Most days, sitting at work trying to think (my job is 90 percent thinking), I found myself staring vacantly at the wall, mouth agape, mind completely empty, with no hope of a single, useful thought forming ever again. It was terrifying. I asked people who’d been pregnant if it was normal. The expression on my face when asking must have been incredulous, and in response I received knowing smiles with a hint of pity and a slow nod.
“Your body is using up all your energy and resources to create a person,” my friend told me. “It’s no small job.”
“There’s nothing left over for my brain?”
“Only enough to keep you alive, which doesn’t require much beyond basic instincts.”
But it seemed that even those instincts were compromised. It was difficult to pay attention to anything, anywhere: I walked into streets with cars coming; I stumbled over familiar objects in my house; I laughed at jokes 30 seconds too late. But the worst incident by far, given that I do words for a living, was when I read an article online with the word ‘debut’ in it. I read it as ‘dee-butt’ and assumed it was a synonym of debunk. I read the entire article thinking that, and was utterly confused by the end. Then I recognized ‘debut’ for what it is. The relief of the article making sense was instantly washed away by shock and shame that I would have such a fatal brain fart as to not understand English. It was, I believed, both dangerous and scary.
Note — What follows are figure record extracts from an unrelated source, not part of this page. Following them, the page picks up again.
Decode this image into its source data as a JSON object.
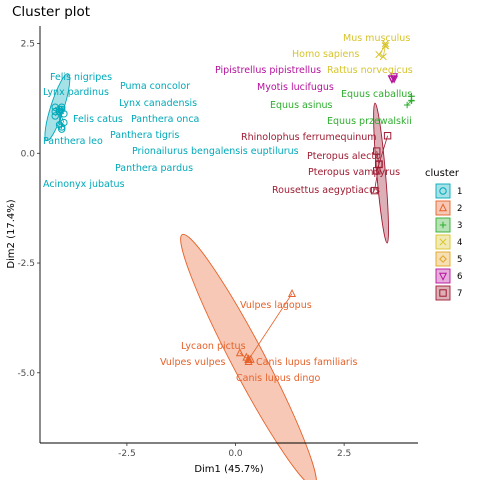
{
  "chart_data": {
    "type": "scatter",
    "title": "Cluster plot",
    "xlabel": "Dim1 (45.7%)",
    "ylabel": "Dim2 (17.4%)",
    "xlim": [
      -4.5,
      4.2
    ],
    "ylim": [
      -6.6,
      2.9
    ],
    "x_ticks": [
      -2.5,
      0.0,
      2.5
    ],
    "y_ticks": [
      2.5,
      0.0,
      -2.5,
      -5.0
    ],
    "x_tick_labels": [
      "-2.5",
      "0.0",
      "2.5"
    ],
    "y_tick_labels": [
      "2.5",
      "0.0",
      "-2.5",
      "-5.0"
    ],
    "grid": false,
    "legend_position": "right",
    "legend_title": "cluster",
    "clusters": [
      {
        "name": "1",
        "color": "#00A9B9",
        "center": [
          -4.05,
          0.95
        ],
        "ellipse": {
          "cx": -4.1,
          "cy": 1.05,
          "rx": 0.8,
          "ry": 0.15,
          "angle": 72
        },
        "points": [
          {
            "label": "Felis nigripes",
            "x": -4.05,
            "y": 1.0
          },
          {
            "label": "Lynx pardinus",
            "x": -4.15,
            "y": 1.05
          },
          {
            "label": "Puma concolor",
            "x": -4.0,
            "y": 1.0
          },
          {
            "label": "Lynx canadensis",
            "x": -4.0,
            "y": 1.05
          },
          {
            "label": "Panthera onca",
            "x": -3.95,
            "y": 0.9
          },
          {
            "label": "Felis catus",
            "x": -4.15,
            "y": 0.85
          },
          {
            "label": "Panthera tigris",
            "x": -3.95,
            "y": 0.7
          },
          {
            "label": "Panthera leo",
            "x": -4.05,
            "y": 0.65
          },
          {
            "label": "Prionailurus bengalensis euptilurus",
            "x": -4.0,
            "y": 0.6
          },
          {
            "label": "Panthera pardus",
            "x": -4.0,
            "y": 0.55
          },
          {
            "label": "Acinonyx jubatus",
            "x": -4.15,
            "y": 0.95
          }
        ]
      },
      {
        "name": "2",
        "color": "#E6622A",
        "center": [
          0.3,
          -4.7
        ],
        "ellipse": {
          "cx": 0.3,
          "cy": -4.72,
          "rx": 3.25,
          "ry": 0.38,
          "angle": -62
        },
        "points": [
          {
            "label": "Vulpes lagopus",
            "x": 1.3,
            "y": -3.2
          },
          {
            "label": "Lycaon pictus",
            "x": 0.1,
            "y": -4.55
          },
          {
            "label": "Vulpes vulpes",
            "x": 0.25,
            "y": -4.65
          },
          {
            "label": "Canis lupus familiaris",
            "x": 0.35,
            "y": -4.7
          },
          {
            "label": "Canis lupus dingo",
            "x": 0.3,
            "y": -4.75
          }
        ]
      },
      {
        "name": "3",
        "color": "#2EAD2E",
        "center": [
          4.05,
          1.2
        ],
        "ellipse": null,
        "points": [
          {
            "label": "Equus asinus",
            "x": 3.95,
            "y": 1.1
          },
          {
            "label": "Equus caballus",
            "x": 4.05,
            "y": 1.3
          },
          {
            "label": "Equus przewalskii",
            "x": 4.05,
            "y": 1.3
          }
        ]
      },
      {
        "name": "4",
        "color": "#D7C42B",
        "center": [
          3.45,
          2.45
        ],
        "ellipse": null,
        "points": [
          {
            "label": "Mus musculus",
            "x": 3.45,
            "y": 2.5
          },
          {
            "label": "Homo sapiens",
            "x": 3.3,
            "y": 2.25
          },
          {
            "label": "Rattus norvegicus",
            "x": 3.4,
            "y": 2.2
          }
        ]
      },
      {
        "name": "5",
        "color": "#E3A324",
        "center": [
          3.4,
          2.35
        ],
        "ellipse": null,
        "points": []
      },
      {
        "name": "6",
        "color": "#B5119B",
        "center": [
          3.6,
          1.7
        ],
        "ellipse": null,
        "points": [
          {
            "label": "Pipistrellus pipistrellus",
            "x": 3.65,
            "y": 1.75
          },
          {
            "label": "Myotis lucifugus",
            "x": 3.65,
            "y": 1.7
          }
        ]
      },
      {
        "name": "7",
        "color": "#9E1C32",
        "center": [
          3.3,
          -0.25
        ],
        "ellipse": {
          "cx": 3.35,
          "cy": -0.45,
          "rx": 1.6,
          "ry": 0.1,
          "angle": -85
        },
        "points": [
          {
            "label": "Rhinolophus ferrumequinum",
            "x": 3.5,
            "y": 0.4
          },
          {
            "label": "Pteropus alecto",
            "x": 3.25,
            "y": 0.05
          },
          {
            "label": "Pteropus vampyrus",
            "x": 3.25,
            "y": -0.4
          },
          {
            "label": "Rousettus aegyptiacus",
            "x": 3.2,
            "y": -0.85
          }
        ]
      }
    ]
  }
}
But there was something lovely about it, too. A kind of active calm. I say ‘active’ because I was, at least physically, doing a lot, despite my fatigue. When I was breathless and swirling with activity, my mind was mostly empty — dealing only with what lay right before me, right in the moment. I wasn’t working out ideas, contemplating my existence, or even marveling at the new, fast, second heartbeat I had acquired (a topic that now leads to whole landscapes of multifarious thought pathways). I was equal parts vigor and serenity. I was an embodiment of the calm of a hundred birds taking flight at once.
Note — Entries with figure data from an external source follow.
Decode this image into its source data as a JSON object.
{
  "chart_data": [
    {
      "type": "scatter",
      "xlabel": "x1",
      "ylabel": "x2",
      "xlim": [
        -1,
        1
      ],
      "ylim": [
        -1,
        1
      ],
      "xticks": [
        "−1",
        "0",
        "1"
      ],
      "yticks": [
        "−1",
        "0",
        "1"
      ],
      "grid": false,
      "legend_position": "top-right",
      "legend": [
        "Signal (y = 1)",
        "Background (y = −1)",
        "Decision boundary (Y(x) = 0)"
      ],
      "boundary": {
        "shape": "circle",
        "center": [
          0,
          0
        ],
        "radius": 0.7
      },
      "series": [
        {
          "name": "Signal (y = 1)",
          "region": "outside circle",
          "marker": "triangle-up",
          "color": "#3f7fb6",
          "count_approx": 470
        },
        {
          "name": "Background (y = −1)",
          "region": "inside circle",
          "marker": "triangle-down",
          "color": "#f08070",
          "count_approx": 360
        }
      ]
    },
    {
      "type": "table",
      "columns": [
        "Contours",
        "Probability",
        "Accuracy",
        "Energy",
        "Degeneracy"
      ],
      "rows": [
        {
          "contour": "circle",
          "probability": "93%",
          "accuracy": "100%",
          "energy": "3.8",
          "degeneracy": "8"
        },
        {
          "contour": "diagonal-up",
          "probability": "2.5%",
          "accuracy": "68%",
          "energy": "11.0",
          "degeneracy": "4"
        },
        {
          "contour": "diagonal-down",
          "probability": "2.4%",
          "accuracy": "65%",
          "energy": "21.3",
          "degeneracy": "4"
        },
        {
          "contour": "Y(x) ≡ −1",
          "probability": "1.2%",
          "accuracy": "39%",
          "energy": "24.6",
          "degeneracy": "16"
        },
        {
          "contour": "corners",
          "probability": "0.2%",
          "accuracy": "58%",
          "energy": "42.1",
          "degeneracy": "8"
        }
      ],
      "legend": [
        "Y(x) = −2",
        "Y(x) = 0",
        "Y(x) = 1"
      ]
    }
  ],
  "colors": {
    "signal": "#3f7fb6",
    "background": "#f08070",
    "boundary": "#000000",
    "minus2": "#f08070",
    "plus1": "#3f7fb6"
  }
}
Still, I missed my thinking apparatus. I missed the rapid-fire ideas. I missed drinking in words, coaxing them into concoctions, serving them to blank paper.
The day I flew out of town for the AWP Conference in Seattle to begin a 10-day book tour, I was one day shy of 11 weeks pregnant. I took a special trip to the midwife before my flight in hopes she could detect a heartbeat, which she’d been unable to find two weeks prior at my first prenatal appointment. I didn’t want to set out on a trip across the country without knowing that all was well with the baby.
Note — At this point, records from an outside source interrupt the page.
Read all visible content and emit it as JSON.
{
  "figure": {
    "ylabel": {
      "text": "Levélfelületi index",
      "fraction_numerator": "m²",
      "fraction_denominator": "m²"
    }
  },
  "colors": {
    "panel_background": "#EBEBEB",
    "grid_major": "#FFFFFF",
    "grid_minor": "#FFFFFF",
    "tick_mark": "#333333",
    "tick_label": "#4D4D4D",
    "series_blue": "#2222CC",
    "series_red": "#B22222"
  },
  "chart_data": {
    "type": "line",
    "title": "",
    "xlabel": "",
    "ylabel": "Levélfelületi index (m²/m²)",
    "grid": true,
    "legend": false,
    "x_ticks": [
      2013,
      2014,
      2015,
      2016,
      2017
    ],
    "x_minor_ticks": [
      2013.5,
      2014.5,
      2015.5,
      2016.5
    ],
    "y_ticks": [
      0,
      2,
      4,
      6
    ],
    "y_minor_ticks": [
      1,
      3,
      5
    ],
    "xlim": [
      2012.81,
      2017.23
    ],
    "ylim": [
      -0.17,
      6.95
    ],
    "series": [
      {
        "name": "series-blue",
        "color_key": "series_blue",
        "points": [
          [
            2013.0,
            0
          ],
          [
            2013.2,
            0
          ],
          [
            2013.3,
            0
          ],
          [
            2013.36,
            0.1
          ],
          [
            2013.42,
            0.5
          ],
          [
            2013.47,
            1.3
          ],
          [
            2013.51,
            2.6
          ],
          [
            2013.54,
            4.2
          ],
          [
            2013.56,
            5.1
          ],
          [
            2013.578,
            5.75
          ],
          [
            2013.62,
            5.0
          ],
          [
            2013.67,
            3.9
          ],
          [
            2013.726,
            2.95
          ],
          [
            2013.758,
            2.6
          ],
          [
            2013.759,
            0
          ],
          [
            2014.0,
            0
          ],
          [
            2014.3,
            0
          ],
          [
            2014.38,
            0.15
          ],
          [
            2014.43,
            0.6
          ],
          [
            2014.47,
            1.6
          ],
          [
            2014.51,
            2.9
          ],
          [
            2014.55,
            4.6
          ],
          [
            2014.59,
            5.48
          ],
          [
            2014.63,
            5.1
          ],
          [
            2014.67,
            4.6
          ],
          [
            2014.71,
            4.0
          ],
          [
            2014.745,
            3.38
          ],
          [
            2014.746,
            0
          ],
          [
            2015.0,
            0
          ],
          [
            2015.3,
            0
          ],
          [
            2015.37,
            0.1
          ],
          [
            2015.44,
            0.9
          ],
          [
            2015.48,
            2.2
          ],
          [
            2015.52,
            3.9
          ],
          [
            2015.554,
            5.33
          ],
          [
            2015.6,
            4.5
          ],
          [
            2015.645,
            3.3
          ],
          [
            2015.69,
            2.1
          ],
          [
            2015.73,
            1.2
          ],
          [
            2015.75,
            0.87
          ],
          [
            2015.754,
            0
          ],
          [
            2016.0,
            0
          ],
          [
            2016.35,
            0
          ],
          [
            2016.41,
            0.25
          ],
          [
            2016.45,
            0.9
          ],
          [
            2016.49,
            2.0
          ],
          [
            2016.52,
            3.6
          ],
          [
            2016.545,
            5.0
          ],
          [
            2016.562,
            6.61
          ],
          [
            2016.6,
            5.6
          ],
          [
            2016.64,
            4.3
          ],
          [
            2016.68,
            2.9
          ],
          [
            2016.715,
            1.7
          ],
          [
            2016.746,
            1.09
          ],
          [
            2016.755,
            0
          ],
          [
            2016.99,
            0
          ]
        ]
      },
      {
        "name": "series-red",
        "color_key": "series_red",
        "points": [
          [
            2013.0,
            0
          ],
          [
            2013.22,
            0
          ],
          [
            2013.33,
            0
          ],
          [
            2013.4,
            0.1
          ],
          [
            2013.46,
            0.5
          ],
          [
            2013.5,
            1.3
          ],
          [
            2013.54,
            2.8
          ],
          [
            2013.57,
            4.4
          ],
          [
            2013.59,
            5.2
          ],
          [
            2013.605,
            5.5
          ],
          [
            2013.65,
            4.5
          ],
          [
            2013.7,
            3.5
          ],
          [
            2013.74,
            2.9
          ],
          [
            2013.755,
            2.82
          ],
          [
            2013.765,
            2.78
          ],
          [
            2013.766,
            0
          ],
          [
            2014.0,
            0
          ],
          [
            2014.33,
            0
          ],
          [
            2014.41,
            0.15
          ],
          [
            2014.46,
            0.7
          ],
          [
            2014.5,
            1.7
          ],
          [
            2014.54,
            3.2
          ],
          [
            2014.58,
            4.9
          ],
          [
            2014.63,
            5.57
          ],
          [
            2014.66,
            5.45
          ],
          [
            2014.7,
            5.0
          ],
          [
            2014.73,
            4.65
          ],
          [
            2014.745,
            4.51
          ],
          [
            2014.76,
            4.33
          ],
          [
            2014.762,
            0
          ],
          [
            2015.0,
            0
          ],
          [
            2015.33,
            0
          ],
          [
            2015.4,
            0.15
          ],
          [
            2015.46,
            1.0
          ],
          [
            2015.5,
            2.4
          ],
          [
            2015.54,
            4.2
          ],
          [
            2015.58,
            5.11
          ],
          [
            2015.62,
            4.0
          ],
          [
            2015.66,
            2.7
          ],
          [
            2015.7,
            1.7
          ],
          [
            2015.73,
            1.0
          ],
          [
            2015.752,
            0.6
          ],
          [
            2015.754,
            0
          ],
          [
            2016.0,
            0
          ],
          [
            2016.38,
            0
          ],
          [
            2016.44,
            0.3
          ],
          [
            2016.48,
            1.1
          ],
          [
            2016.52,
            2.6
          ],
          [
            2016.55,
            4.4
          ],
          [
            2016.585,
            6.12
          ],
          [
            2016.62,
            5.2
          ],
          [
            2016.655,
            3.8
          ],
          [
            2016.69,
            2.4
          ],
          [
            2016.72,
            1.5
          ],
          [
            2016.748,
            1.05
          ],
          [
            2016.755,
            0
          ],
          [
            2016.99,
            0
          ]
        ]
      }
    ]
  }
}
As soon as I walked into the exam room with the midwife, I undid my pants and sat on the padded table. The strip of paper under my ass crinkled and tore. I scanned the room for the doppler device, anxious for her to get to it. Instead, she sat calmly in a chair and looked at my file.
“You’re 11 weeks tomorrow,” she said. She looked up at me. “It might still be too early to hear anything, but we can try.”
“I know,” I said, “I do want you to try, though.”
I’d been warned that it can sometimes take up to 13 weeks to detect a heartbeat with the doppler fetal monitor. She wiped some gel onto my lower abdomen and placed the probe (that looks like a small microphone) against it. We heard it right away, strong and clear: swish, swish, swish, swish…
A precious, rapid rhythm.
A thought — a real, solid thought! — came to me like a gift from that heartbeat: The creative force is completely autonomous. When it comes, it comes through us, not of us. I (the ‘I’ that thinks and schemes and speaks and acts; the conscious ‘I’) have little to do with ‘it’, this person growing inside my body with a heart that beats, and organs that function, and blood that flows. I merely had to conceive, first the idea and then the action. I didn’t have to tell my body how to do it or when to do it or what should happen next. I am merely a conduit: My part is to surrender to and cooperate with the creative force.
The process is similar to the creative force that possesses me when I write. It takes over and comes through me into the world. It changes me as it goes, reorganizing me, and creating me anew.
So it’s not actually true that pregnancy killed my creativity. Rather, pregnancy has been teaching me more about what creativity is and where it comes from. Or, at least, where it does not come from.